Por conta desse quadro, diz Marco Antonio, as crianças da etnia Guarani-Kaiowá sofrem com um quadro severogalaxyno no depositbaixo peso e desnutrição infantil. O quadro era tão severo, diz o procurador, que o tema foi alvogalaxyno no deposituma Comissão Parlamentargalaxyno no depositInquérito (CPI)galaxyno no deposit2008.
Mudançagalaxyno no depositrumo na Funai
Marcelo Augusto Xavier da Silva assumiu como presidente da Funaigalaxyno no depositjulhogalaxyno no deposit2019. Sua indicação foi patrocinada pelo pecuarista e atual secretário do Ministério da Agricultura Nabhan Garcia.
Delegado da Polícia Federal, Xavier foi também assessor da CPI da Funai e do Incra da Câmara,galaxyno no deposit2016, a convite da bancada ruralista no Congresso.
Ele substituiu no comando da Fundação um general da reserva do Exército, Franklimberg Ribeirogalaxyno no depositFreitas.
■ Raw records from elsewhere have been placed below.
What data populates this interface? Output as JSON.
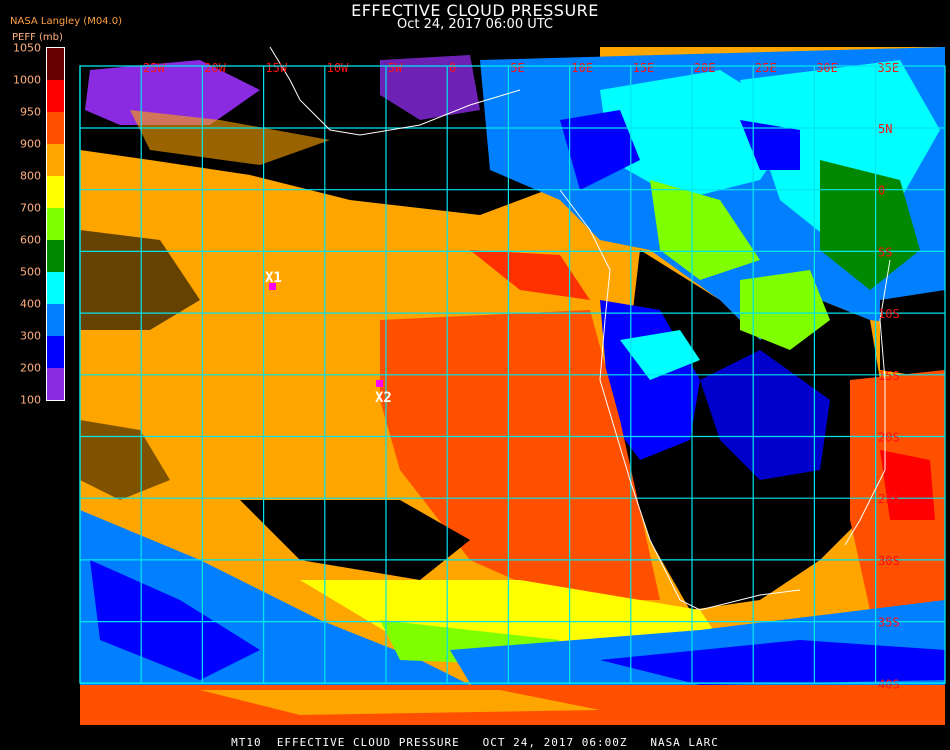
{
  "header": {
    "title": "EFFECTIVE CLOUD PRESSURE",
    "subtitle": "Oct 24, 2017 06:00 UTC",
    "source": "NASA Langley (M04.0)"
  },
  "legend": {
    "label": "PEFF (mb)",
    "ticks": [
      "100",
      "200",
      "300",
      "400",
      "500",
      "600",
      "700",
      "800",
      "900",
      "950",
      "1000",
      "1050"
    ],
    "colors": [
      "#8a2be2",
      "#0000ff",
      "#0080ff",
      "#00ffff",
      "#008800",
      "#80ff00",
      "#ffff00",
      "#ffa500",
      "#ff5000",
      "#ff0000",
      "#640000"
    ]
  },
  "map": {
    "longitude_labels": [
      "25W",
      "20W",
      "15W",
      "10W",
      "5W",
      "0",
      "5E",
      "10E",
      "15E",
      "20E",
      "25E",
      "30E",
      "35E"
    ],
    "latitude_labels": [
      "5N",
      "0",
      "5S",
      "10S",
      "15S",
      "20S",
      "25S",
      "30S",
      "35S",
      "40S"
    ],
    "grid_color": "#00e5ee",
    "markers": [
      {
        "label": "X1",
        "color": "#ff00ff"
      },
      {
        "label": "X2",
        "color": "#ff00ff"
      }
    ]
  },
  "footer": "MT10  EFFECTIVE CLOUD PRESSURE   OCT 24, 2017 06:00Z   NASA LARC"
}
Este último tem ascendência indígena e,galaxyno no depositseu discursogalaxyno no depositdespedida, disse que o presidente Jair Bolsonaro estava "mal assessorado" a respeito da política indigenista.
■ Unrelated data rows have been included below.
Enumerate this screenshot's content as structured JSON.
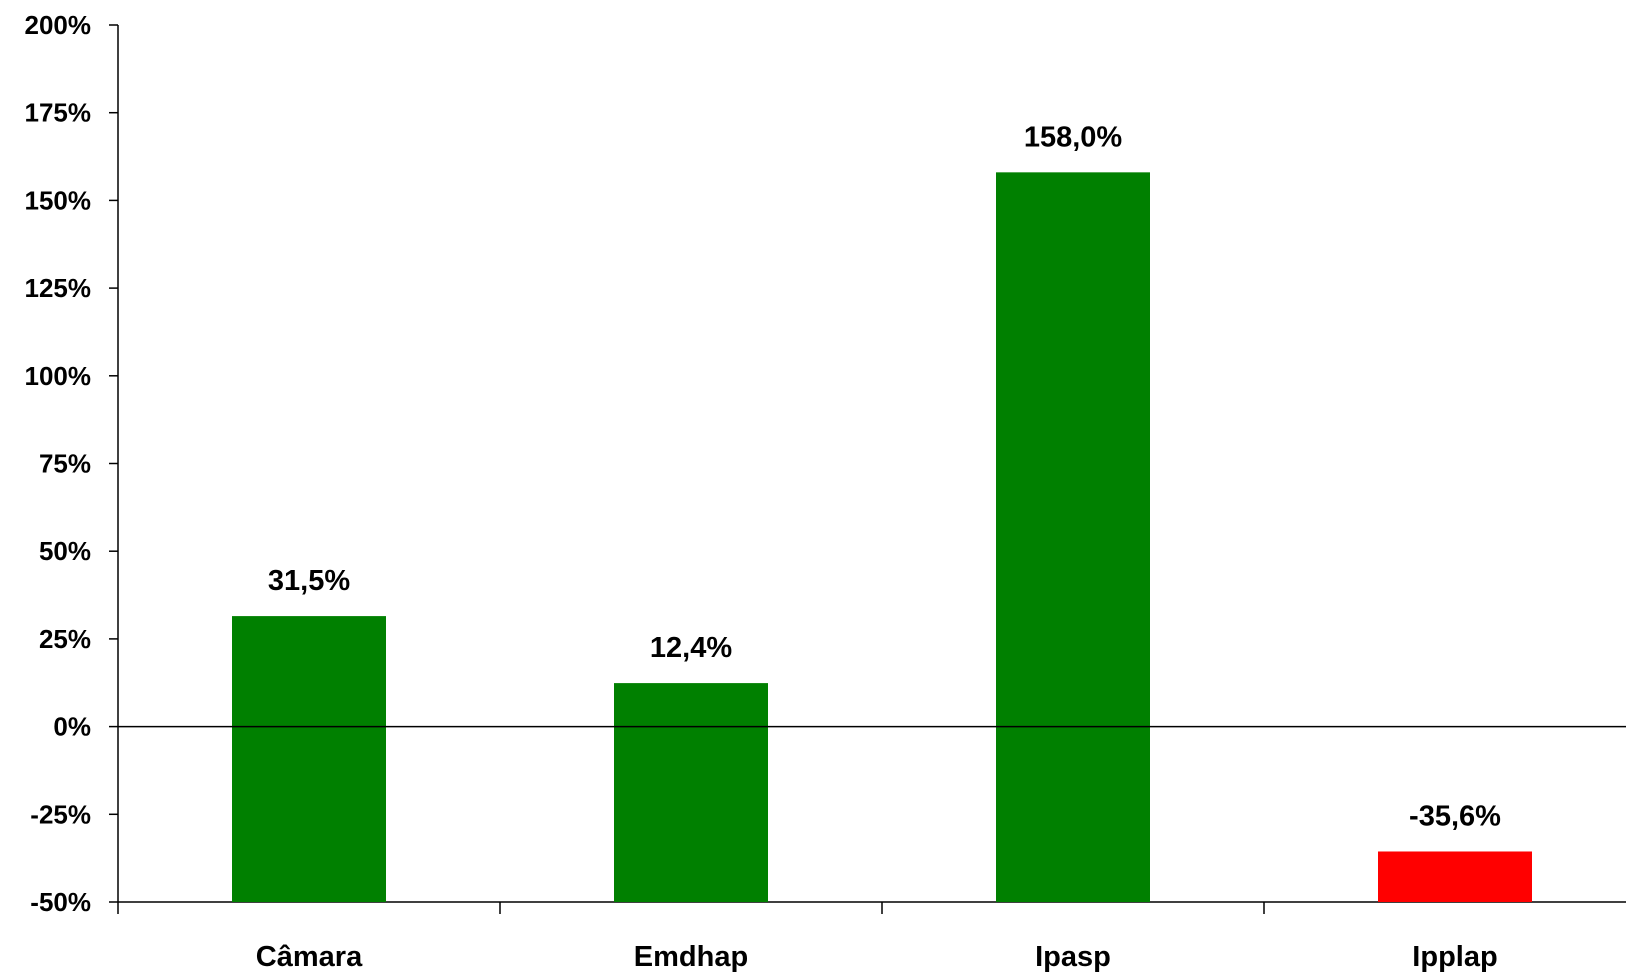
{
  "chart_data": {
    "type": "bar",
    "title": "",
    "xlabel": "",
    "ylabel": "",
    "categories": [
      "Câmara",
      "Emdhap",
      "Ipasp",
      "Ipplap"
    ],
    "values": [
      31.5,
      12.4,
      158.0,
      -35.6
    ],
    "data_labels": [
      "31,5%",
      "12,4%",
      "158,0%",
      "-35,6%"
    ],
    "ylim": [
      -50,
      200
    ],
    "y_ticks": [
      200,
      175,
      150,
      125,
      100,
      75,
      50,
      25,
      0,
      -25,
      -50
    ],
    "y_tick_labels": [
      "200%",
      "175%",
      "150%",
      "125%",
      "100%",
      "75%",
      "50%",
      "25%",
      "0%",
      "-25%",
      "-50%"
    ],
    "grid": false,
    "legend": "none",
    "colors": {
      "positive": "#008000",
      "negative": "#ff0000",
      "axis": "#000000"
    }
  }
}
"Quem assessora o senhor presidente não tem conhecimentogalaxyno no depositcomo funciona o arcabouço jurídico que envolve a Funai (...). E quem assessora o senhor presidente é o senhor Nabhan. Que, quando fala sobre indígena, saliva ódio aos indígenas", disse Franklimberg, na ocasião.
Bolsonaro, antes mesmogalaxyno no depositse tornar presidente da República, prometia não demarcar mais terras indígenas. "Se eu chegar lá (na Presidência da República), não vai ter um centímetro demarcado para reserva indígena ou para quilombola", disse elegalaxyno no depositabrilgalaxyno no deposit2017, numa palestra no Clube Hebraica do Riogalaxyno no depositJaneiro.
A Constituiçãogalaxyno no deposit1988 garante aos indígenas o direitogalaxyno no depositmantergalaxyno no depositorganização social, costumes, línguas, crenças e tradições — e também os direitos sobre as terrasgalaxyno no depositque sempre viveram. É papel da União demarcar essas terras e protegê-las, segundo a atual Constituição brasileira (art. 231).